In the 1920s, the Italians experimented with the snorkel, a tube to the surface that allowed submarines to secure air while submerged, but they ultimately dropped its development as a dead end. Their submarines also suffered from slow submerging speeds—they were two or three times slower than German boats. Italy also had to rebuild many of its submarines during the war because their large sails (the superstructure where the surface bridge and periscope were located) were easily picked up by radar. Italian periscopes were too short, and the Mediterranean itself was a much clearer sea then the Atlantic, which made it easier for Allied pilots to locate submerged submarines.

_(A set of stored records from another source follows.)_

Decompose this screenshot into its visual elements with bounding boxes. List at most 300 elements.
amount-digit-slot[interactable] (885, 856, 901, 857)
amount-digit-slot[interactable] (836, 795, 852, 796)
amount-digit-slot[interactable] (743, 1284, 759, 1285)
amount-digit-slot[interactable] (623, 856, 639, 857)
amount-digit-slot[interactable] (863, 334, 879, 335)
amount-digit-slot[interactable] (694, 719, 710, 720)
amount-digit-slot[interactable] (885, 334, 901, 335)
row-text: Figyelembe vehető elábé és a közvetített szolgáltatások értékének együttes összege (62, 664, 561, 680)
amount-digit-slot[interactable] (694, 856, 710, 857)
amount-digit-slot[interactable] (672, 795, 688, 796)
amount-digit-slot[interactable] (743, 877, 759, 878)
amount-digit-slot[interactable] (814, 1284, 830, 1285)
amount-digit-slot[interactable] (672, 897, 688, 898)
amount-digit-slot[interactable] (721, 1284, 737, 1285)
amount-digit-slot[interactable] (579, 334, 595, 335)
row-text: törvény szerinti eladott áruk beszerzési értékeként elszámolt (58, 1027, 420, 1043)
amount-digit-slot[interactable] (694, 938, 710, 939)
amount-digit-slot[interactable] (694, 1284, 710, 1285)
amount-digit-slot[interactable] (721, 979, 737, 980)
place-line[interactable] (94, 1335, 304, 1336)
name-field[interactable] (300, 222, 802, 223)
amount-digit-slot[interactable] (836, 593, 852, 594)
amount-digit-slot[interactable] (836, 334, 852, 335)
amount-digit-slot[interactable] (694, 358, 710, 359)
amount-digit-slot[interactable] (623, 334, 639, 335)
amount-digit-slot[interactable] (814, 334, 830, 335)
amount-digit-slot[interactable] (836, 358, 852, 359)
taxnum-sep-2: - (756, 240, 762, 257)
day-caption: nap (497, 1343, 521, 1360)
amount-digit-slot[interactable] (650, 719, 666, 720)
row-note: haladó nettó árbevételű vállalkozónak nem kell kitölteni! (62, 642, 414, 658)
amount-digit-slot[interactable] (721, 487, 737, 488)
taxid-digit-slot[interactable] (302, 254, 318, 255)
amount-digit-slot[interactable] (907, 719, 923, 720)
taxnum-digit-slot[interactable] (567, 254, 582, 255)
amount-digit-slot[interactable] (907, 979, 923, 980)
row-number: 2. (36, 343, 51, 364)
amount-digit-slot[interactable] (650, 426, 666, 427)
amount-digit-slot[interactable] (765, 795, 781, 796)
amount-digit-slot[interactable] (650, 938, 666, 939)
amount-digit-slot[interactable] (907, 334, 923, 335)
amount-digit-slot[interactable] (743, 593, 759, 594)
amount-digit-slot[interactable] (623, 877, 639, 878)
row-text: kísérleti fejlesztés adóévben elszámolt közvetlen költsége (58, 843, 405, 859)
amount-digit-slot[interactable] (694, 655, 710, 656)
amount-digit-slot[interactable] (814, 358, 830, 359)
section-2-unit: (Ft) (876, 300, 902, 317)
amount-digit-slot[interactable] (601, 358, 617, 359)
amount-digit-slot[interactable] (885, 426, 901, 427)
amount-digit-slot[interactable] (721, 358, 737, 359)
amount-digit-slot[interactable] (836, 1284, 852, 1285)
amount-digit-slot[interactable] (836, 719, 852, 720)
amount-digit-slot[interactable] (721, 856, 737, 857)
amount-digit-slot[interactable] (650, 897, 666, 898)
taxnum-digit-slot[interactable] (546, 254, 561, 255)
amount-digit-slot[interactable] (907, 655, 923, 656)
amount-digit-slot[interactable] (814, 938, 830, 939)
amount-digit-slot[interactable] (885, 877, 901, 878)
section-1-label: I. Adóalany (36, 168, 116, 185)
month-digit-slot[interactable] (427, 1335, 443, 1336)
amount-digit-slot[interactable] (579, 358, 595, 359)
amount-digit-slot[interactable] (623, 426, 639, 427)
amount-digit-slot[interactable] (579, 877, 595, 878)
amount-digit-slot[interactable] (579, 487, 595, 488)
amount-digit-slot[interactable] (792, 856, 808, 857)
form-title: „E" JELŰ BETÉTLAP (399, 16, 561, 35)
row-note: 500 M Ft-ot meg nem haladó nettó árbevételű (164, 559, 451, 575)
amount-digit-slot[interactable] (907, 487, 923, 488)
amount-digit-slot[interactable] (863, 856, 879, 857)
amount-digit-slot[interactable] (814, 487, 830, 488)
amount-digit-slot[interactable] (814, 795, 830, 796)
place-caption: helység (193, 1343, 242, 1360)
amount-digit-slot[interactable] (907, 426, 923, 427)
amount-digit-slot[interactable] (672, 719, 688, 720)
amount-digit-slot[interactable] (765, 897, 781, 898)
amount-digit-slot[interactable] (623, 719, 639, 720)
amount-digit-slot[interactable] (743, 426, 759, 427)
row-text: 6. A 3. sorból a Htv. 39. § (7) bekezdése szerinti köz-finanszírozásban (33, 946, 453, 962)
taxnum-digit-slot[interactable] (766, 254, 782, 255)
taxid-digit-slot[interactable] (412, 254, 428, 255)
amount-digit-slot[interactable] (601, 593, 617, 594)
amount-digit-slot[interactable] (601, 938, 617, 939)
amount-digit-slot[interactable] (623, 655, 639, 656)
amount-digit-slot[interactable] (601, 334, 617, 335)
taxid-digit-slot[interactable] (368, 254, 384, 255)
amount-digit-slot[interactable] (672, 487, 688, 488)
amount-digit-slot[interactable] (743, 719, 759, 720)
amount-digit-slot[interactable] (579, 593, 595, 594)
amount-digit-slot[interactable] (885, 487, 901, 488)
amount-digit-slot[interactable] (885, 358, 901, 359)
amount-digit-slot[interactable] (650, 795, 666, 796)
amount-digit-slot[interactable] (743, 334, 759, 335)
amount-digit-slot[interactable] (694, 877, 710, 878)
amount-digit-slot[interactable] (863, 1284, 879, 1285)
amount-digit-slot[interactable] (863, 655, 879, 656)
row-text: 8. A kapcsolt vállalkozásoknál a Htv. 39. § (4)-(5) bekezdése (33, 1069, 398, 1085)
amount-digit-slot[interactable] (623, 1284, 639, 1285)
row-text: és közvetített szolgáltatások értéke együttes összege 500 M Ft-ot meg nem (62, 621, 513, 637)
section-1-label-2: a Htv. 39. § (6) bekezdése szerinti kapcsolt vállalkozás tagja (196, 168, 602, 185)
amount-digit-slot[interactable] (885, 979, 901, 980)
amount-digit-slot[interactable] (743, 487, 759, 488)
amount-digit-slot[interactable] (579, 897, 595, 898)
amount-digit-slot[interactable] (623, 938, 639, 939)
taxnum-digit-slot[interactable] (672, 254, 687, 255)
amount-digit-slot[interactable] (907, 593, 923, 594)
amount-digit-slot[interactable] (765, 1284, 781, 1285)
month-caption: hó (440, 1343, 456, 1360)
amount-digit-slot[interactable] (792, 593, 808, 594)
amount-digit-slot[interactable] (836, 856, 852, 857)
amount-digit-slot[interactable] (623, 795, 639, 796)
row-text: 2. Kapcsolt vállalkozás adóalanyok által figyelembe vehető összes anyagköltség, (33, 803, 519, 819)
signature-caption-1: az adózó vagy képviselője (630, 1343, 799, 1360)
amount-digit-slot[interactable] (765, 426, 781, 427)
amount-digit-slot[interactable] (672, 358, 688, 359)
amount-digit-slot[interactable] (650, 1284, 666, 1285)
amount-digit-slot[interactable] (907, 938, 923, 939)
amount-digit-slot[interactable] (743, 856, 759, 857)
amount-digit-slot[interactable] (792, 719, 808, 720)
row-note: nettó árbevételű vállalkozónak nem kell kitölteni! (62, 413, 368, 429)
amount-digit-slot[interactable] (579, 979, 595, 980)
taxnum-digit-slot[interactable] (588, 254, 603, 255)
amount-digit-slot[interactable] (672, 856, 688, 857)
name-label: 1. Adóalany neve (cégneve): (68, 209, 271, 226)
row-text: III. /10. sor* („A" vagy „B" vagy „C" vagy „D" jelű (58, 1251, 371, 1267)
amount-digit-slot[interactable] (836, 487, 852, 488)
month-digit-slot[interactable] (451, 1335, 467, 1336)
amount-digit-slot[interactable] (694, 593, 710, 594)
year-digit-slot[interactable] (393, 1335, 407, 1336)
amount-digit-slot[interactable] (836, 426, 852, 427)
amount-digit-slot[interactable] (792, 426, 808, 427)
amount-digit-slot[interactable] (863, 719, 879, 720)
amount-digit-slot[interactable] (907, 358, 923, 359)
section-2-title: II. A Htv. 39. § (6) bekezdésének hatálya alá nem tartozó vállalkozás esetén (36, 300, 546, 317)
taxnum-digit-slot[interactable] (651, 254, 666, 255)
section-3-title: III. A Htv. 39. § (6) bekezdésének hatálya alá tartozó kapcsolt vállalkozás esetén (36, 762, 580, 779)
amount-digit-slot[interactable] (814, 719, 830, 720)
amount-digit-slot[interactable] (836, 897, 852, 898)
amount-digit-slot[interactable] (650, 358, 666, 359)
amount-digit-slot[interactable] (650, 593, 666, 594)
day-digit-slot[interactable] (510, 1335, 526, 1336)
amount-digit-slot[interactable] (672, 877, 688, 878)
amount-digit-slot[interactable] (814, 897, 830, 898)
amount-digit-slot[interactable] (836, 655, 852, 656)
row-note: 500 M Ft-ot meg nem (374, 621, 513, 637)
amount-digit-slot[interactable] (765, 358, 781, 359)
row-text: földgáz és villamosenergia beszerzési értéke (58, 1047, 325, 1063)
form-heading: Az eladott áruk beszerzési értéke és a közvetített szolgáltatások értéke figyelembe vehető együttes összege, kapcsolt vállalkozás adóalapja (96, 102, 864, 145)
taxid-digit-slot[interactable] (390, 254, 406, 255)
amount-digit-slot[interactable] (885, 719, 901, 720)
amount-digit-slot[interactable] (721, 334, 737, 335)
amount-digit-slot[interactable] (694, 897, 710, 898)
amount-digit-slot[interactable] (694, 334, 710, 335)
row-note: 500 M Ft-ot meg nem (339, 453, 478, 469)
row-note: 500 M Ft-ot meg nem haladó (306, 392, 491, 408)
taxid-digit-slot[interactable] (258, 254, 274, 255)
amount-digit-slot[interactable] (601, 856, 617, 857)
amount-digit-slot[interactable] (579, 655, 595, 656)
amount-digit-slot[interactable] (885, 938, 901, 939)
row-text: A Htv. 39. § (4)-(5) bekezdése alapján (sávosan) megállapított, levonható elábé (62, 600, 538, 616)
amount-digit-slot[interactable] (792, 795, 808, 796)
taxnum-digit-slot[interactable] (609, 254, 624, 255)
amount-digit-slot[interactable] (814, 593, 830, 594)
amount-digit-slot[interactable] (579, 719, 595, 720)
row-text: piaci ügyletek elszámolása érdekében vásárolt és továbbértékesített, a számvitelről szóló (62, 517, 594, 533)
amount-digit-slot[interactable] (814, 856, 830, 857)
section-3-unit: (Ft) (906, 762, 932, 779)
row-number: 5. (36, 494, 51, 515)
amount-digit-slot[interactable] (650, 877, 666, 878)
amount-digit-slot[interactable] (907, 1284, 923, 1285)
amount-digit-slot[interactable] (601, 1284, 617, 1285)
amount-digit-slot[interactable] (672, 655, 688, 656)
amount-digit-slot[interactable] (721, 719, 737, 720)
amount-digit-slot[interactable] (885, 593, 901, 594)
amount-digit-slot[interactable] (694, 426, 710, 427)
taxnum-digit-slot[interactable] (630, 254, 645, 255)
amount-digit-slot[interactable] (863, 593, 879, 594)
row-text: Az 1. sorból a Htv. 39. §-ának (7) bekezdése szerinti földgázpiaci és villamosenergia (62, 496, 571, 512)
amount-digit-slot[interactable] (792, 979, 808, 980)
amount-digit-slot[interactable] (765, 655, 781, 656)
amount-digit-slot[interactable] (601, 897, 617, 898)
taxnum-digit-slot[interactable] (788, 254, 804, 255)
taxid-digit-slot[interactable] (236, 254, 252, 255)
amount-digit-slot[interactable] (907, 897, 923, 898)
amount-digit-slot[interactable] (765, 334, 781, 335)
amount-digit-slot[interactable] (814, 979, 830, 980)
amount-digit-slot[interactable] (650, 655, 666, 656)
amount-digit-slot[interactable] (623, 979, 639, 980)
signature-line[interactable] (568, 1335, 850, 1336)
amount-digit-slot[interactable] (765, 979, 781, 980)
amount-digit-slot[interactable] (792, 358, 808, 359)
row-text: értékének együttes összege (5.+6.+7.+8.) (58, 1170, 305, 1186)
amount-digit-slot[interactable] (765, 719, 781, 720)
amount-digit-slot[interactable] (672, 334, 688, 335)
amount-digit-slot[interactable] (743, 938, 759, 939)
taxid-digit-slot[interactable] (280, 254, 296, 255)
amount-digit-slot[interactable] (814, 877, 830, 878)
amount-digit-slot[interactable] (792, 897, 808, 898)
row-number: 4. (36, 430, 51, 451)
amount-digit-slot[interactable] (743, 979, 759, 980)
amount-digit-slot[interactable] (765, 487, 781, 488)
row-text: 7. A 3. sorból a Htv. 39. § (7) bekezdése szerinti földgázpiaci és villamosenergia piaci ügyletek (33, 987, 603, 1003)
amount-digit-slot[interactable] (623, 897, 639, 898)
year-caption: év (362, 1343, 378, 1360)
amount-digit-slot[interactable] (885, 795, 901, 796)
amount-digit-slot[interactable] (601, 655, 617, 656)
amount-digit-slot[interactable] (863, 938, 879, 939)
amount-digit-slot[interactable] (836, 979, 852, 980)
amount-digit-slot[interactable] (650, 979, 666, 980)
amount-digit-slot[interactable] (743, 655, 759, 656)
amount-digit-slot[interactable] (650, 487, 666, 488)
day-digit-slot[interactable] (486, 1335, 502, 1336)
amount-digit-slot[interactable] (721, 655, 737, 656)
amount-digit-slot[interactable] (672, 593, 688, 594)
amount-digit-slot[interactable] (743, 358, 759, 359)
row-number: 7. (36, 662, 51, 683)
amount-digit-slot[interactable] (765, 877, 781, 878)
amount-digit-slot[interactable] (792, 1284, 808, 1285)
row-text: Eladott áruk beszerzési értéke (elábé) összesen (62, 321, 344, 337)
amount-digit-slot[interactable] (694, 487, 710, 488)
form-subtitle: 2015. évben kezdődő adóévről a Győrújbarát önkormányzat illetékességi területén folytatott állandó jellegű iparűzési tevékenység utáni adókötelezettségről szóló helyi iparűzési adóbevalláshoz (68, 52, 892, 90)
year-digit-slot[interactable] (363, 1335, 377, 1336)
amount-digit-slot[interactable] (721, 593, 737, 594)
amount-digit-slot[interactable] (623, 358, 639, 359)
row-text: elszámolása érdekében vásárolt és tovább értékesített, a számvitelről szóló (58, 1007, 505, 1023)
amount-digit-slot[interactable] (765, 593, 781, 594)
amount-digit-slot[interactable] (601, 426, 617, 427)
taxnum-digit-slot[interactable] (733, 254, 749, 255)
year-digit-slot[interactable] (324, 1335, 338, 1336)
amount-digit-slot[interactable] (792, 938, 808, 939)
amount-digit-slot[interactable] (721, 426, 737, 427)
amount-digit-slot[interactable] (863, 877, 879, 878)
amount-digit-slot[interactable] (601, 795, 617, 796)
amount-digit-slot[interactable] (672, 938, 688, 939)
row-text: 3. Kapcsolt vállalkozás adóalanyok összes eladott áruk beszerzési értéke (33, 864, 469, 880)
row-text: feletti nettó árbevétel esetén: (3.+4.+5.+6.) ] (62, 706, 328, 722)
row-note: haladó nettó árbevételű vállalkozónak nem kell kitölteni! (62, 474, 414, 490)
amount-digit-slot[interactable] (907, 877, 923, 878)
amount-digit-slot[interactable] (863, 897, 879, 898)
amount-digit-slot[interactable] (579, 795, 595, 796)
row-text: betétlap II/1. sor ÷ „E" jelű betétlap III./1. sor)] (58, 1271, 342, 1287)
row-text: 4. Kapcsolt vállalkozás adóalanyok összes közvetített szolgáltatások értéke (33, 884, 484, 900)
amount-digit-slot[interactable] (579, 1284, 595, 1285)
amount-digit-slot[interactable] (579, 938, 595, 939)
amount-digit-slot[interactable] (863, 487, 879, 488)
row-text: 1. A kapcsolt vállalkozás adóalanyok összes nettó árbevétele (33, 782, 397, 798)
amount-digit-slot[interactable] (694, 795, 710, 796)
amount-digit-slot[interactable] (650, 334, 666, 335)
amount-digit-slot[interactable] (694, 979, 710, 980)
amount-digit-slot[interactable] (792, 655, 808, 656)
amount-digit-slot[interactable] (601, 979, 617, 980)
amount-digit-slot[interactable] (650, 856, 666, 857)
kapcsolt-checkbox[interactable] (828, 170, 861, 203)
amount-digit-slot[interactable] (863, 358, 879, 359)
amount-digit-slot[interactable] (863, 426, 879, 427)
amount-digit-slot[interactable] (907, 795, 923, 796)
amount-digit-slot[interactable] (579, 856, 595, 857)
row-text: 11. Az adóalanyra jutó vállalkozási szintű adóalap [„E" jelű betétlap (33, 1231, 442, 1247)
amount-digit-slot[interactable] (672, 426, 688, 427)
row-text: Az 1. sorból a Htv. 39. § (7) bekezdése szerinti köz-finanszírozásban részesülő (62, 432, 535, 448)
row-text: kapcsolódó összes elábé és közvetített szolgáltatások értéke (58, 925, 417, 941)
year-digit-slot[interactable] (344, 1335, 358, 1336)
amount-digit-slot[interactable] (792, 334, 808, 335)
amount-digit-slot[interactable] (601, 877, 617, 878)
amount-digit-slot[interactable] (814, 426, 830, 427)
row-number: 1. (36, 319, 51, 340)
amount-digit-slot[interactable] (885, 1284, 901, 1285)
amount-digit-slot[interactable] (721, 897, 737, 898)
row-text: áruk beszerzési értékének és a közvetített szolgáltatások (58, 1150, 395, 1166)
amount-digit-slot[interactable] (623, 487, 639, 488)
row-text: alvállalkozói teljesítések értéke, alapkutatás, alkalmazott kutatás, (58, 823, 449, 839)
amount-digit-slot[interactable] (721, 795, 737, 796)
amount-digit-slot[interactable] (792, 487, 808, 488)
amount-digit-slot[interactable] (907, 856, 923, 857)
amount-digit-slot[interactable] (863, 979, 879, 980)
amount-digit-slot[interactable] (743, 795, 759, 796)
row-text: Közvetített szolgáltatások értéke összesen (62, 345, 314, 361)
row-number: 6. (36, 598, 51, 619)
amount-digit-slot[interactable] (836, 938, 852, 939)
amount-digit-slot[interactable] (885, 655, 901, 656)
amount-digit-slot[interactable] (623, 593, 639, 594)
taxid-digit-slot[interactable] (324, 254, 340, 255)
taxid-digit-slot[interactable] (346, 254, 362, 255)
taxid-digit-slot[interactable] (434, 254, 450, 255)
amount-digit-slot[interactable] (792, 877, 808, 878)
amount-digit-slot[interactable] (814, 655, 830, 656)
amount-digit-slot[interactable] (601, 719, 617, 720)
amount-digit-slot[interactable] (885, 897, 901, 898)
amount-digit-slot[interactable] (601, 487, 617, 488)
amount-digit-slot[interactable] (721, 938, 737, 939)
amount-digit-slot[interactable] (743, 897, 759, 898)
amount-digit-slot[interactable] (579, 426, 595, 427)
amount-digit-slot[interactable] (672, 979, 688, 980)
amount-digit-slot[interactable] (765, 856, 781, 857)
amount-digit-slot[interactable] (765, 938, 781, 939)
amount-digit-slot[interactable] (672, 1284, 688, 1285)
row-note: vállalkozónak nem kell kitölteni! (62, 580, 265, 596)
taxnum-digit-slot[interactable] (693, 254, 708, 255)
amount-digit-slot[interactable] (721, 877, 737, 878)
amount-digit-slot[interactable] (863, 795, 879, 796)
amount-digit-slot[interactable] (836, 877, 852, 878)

In spite of these limitations, the fuel-strapped Italian navy fought bravely during the war and transported to Africa 85 percent of the supplies and 92 percent of the troops that left port. In numerous battles above, on, and below the seas, the navy sank many Allied warships and forced the British to maintain a powerful naval force at both ends of the Mediterranean. In September 1943 when Italy switched sides in the war, the bulk of the Italian fleet joined the Allies.
Italian naval losses before the armistice consisted of 1 battleship, 11 cruisers, 44 destroyers, 41 large torpedo boats, 33 MAS-style PT boats, 86 submarines, and 178 other vessels. After the armistice, Italy lost 1 battleship, 4 destroyers, 5 large torpedo boats, 25 MAS boats, 3 submarines, and 23 other vessels. Mussolini’s Italian Social Republic, organized in north Italy, seized some Italian warships, and most of these were subsequently sunk; the most important was the heavy cruiser Bolzano. Total wartime personnel losses for the Italian navy came to 28,837, with 4,177 of this number occurring after the armistice. Up to the armistice, Italy also lost 2,018,616 tons of merchant shipping.